The Power of Moving LLM Reasoning into Latent Space
There are plenty of tasks that the large LLMs we use every day are still terrible at. One category: simple puzzles that require generalizing from limited examples, interpreting symbolic meaning, and flexibly applying rules, like those in the ARC-AGI benchmarks. These problems are dead-simple for humans to solve.

Sudokus fall into this category as well. Humans breeze through them, but they’re brutally hard (or sloooow to solve) for LLMs.

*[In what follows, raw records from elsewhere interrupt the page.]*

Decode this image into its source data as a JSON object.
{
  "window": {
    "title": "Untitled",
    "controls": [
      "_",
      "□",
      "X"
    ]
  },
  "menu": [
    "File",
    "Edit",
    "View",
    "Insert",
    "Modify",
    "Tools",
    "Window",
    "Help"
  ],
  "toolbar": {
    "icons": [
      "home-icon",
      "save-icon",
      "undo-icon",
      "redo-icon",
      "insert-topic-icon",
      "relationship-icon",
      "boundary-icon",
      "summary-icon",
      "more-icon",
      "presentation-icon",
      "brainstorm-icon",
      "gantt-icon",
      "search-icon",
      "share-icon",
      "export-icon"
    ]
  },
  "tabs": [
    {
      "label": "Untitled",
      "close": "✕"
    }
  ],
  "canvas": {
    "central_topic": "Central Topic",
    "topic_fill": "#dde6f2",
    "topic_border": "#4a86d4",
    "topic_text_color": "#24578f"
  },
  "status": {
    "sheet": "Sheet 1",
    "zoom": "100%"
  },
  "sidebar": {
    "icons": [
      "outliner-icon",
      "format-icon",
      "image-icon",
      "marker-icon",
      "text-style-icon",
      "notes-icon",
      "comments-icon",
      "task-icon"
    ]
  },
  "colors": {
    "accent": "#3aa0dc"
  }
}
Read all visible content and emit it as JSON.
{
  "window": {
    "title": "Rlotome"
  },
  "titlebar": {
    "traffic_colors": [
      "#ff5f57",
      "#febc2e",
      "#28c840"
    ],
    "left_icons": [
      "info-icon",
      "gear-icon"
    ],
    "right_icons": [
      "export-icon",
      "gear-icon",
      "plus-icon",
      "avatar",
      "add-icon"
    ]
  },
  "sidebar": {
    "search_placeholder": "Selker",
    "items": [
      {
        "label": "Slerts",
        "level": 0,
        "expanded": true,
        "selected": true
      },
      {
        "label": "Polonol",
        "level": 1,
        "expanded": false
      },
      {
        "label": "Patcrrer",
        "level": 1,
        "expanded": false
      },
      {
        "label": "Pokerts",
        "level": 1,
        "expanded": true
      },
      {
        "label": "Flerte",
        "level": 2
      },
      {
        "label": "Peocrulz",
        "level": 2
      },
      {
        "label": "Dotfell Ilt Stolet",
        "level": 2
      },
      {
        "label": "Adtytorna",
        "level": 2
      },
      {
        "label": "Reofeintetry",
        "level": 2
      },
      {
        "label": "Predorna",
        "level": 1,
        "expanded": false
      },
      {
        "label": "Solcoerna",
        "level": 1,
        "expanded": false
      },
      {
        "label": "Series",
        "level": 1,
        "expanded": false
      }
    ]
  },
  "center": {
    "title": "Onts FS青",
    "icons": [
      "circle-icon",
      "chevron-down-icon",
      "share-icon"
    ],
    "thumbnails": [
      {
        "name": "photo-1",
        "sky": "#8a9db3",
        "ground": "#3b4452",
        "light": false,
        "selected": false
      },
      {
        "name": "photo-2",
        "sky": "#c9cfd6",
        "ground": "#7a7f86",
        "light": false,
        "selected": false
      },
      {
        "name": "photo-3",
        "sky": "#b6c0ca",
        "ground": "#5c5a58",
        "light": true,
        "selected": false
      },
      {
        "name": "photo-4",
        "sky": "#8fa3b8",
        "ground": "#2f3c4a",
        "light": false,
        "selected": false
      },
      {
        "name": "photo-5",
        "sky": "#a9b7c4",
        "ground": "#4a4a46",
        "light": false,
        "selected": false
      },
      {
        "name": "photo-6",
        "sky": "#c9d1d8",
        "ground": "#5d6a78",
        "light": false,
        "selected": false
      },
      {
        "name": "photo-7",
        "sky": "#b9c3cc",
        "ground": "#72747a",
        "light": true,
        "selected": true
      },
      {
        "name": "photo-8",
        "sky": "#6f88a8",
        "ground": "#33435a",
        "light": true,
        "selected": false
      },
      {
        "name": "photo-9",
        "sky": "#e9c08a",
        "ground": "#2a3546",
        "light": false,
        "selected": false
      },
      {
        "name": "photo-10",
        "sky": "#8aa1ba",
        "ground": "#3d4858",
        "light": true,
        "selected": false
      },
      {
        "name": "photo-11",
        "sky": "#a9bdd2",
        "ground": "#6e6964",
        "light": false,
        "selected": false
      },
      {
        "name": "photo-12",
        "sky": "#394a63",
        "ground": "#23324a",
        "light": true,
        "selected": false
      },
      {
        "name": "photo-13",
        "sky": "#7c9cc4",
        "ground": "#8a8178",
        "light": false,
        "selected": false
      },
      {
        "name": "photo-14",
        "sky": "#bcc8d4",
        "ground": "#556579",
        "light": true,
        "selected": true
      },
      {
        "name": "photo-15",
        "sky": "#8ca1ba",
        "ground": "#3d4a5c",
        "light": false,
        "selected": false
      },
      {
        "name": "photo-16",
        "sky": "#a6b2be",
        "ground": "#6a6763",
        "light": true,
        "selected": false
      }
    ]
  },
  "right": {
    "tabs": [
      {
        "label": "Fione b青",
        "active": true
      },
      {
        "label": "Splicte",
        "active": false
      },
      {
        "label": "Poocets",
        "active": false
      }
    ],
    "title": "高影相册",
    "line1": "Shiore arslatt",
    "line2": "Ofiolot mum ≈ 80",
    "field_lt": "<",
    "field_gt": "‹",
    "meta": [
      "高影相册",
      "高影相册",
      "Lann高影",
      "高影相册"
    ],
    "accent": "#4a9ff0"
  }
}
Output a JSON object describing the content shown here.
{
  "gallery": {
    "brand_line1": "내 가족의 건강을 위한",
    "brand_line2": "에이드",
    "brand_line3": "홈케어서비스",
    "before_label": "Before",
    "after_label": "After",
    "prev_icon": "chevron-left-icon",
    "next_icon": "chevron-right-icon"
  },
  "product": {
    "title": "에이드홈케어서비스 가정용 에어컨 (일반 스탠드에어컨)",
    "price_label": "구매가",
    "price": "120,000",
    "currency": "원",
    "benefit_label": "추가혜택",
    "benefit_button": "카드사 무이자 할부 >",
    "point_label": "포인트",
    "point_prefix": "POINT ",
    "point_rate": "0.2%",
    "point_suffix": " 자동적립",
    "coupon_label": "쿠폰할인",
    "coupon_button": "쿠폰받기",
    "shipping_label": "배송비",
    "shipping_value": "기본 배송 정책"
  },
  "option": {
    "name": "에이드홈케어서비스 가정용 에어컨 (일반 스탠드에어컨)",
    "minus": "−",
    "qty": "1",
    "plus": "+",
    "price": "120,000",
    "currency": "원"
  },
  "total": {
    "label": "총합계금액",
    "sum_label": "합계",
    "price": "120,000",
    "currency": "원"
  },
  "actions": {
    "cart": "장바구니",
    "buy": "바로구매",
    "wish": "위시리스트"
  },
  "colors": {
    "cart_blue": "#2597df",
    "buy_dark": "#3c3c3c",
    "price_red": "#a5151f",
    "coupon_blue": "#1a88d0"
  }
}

Think about how an LLM like ChatGPT might solve a Sudoku: “Cell 3,4 can’t be 5 because row 3 has 5, can’t be 7 because column 4 has 7…” writing out every single logical step as text. This is both error-prone (one wrong token derails everything) and incredibly slow and token-inefficient.
I just read “Less is More: Recursive Reasoning with Tiny Networks”, which builds on the Hierarchical Reasoning Model (HRM) from last summer that generated lots of attention. The result: a 7M parameter model achieves 87% accuracy on extreme Sudokus and 45% on ARC-AGI-1.
For comparison, that’s 0.01% the size of DeepSeek R1 (671B parameters), which has a 0% solve rate on Sudokus and 15.8% on ARC-AGI-2. Similar story when comparing against Claude or OpenAI models.
That’s a breathtaking difference. I’m still feeling surprised.
The big innovation isn’t better training data, better post-training, better mixture of experts setup, etc.
It’s a fundamentally different model architecture. Reasoning happens in a latent space rather than through text. The model maintains a compressed internal state and iteratively refines it (“thinking” without generating a single token). This makes the models orders of magnitude smaller while dramatically outperforming their giant cousins on these tasks.
I predict we’ll see tiny architectures like this get a lot of attention and become useful/impactful in industry settings as researchers look to make today’s massive LLMs much smaller while preserving (or improving) their ability to reason through specific problem types.